Die erste Bewährungsprobe wartet auf mich
Gestern Abend sind noch meine zwei Pilgerfreundinnen eingetroffen. Das fand ich richtig nett, denn ansonsten wäre ich mutterseelenalleine in diesem Gutsbetrieb gewesen. Wäre weiters auch nicht schlimm, aber ein bisschen Tratschen macht auch manchmal Spass. Übrigens habe ich mich ein wenig vertan beim Tippen, die Beiden sind jeweils zehn Jahre älter, also Doris eins ist 73 Jahre und Doris zwei 78 Jahre alt. Wobei ich sie nicht wirklich nummerieren möchte. Sie sind beide klasse. Auf jeden Fall haben wir zusammen gegessen. Das war sehr spannend, denn es wurde für mich alles hergerichtet zum selber wärmen. Ein bisschen Pasta, überbackene Käsebrötchen und ein Riesensalat. Als die beiden Pilgerdamen kamen, herrschte plötzlich Stress. Futter musste angeschafft werden. So kochte die Chefin noch Gemüse und zauberte ein paar Sachen auf den Tisch, die wir uns teilten und schmecken liessen. Für aufgewärmte Sachen, war das wirklich ein lukullischer Genuss. Und obwohl wir für das Essen bezahlen, liess es sich Doris zwei nicht nehmen den Abwasch zu erledigen. Gelernt ist gelernt.
Ohne meine Pilgerhasen unterwegs
Heute geh ich gegen zehn Uhr los. Die Damen sind schon lange weg, sie haben früh eingepackt und losgegangen. Da hab ich mich nochmals im Bett gewälzt und noch ein wenig gedöst. Es warten 17 Kilometer auf mich. Ich habe die Etappe ein bisschen verkürzt, da es erstmals bergab geht. Rund 420 Meter. Wenn ich ein Dorf weiter gehen würde wären es nochmals 230 Meter mehr und das möchte ich jetzt noch nicht riskieren. Aufwärts ist zwar anstrengend, aber abwärts für meinen Fuss gefährlich. Es ist eine wunderschöne Etappe heute, es schaut zwar nach Regen aus und es ist ziemlich frisch, aber das bessert sich zunehmend und es wird ein wunderschöner Tag. Zuerst gehts den Hügel hinunter nach Palesio und dann in Serpentinen hoch nach Varignana, einem hübschen Dorf mit Burg und Chiesa S. Maria mit sehenswerter Krypta. Es ist heute wirklich ein schöner Weg, keine Autos, einsame Strässchen, Schotterwege und tolle Aussichten auf die Hügel und Weinberge – einfach toll.

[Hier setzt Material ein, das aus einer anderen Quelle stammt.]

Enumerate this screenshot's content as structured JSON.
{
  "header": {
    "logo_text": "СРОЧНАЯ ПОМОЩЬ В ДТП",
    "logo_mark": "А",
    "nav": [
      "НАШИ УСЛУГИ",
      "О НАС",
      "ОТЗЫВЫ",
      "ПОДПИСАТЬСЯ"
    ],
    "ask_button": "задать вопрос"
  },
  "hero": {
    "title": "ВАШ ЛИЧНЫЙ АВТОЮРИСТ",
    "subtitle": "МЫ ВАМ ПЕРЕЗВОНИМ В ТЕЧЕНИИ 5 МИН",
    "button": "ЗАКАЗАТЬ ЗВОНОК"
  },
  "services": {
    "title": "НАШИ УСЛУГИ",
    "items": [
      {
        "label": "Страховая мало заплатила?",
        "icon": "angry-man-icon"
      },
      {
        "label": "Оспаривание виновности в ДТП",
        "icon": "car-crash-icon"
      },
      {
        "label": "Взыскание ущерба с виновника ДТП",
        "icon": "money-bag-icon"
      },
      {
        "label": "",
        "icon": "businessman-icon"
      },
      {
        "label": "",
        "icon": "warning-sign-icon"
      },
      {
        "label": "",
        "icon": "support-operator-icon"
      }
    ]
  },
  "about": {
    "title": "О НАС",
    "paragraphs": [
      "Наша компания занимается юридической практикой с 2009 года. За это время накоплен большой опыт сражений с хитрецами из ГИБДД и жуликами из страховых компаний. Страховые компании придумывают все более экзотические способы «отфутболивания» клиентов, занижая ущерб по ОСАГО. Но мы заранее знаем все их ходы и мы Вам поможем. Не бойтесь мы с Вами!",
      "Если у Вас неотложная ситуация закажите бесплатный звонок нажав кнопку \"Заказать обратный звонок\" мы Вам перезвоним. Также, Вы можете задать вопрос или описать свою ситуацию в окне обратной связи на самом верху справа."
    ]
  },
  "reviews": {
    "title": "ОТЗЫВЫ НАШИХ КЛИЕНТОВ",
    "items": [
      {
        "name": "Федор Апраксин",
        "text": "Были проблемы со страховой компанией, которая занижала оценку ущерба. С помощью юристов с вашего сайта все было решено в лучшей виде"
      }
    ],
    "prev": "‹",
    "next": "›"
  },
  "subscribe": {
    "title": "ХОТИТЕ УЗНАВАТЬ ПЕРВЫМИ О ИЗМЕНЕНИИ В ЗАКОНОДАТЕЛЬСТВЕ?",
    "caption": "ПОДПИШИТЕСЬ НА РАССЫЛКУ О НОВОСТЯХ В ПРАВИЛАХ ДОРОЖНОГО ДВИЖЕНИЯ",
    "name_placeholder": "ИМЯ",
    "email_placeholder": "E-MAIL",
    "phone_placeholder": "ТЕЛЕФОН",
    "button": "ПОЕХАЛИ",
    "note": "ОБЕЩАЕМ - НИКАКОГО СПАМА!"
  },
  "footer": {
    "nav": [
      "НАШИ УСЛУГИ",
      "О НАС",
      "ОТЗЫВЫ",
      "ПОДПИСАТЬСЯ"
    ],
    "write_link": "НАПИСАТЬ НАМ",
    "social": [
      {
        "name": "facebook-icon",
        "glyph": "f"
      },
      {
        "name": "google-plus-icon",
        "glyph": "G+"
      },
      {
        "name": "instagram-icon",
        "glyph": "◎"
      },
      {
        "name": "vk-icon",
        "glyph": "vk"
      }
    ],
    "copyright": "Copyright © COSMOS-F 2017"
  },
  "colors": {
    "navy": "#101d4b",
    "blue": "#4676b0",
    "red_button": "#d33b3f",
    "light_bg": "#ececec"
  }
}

Während ich so dahingehe, fühl ich mich das erstemal ein wenig frei. Es geht gut voran, die Gegend ist reizend und ich spüre das Leben in mir. Schön. Meine Damen seh ich aber nicht. Die sind spurlos verschwunden. Bald erreiche ich das heutige Ziel: Eine schmucke Osteria mit Zimmern. Hier habe ich für uns alle gebucht. Aber sie sind noch nicht da, wahrscheinlich haben sie wieder irgendwo im nirgendwo ein Schläfchen gemacht. Mal schauen, ob man sich wieder sieht.
Erste Höhepunkte warten
Ab Morgen wird es viel schwieriger. Die ersten zwei grossen Etappen mit vielen Höhenmeter stehen an. Zuerst nach Tossignano und dann nach Brisighella. Insgesamt 1800 HM bergauf und fast 2000 HM abwärts. Ich werde sie sicher in drei Etappen machen oder versuchen sie ein wenig abzukürzen. Fast sechzig Kilometer gehen bei mir leider nicht mehr. Und vor allem: Ich muss zuerst auch eine Nächtigungsmöglichkeit finden. Buon Cammino.
Übernachtung und Essen: Osteria da Cesare
Kosten rund 45 Euro mit Frühstück, sehr schönes Hotel mit guter Küche, nicht billig.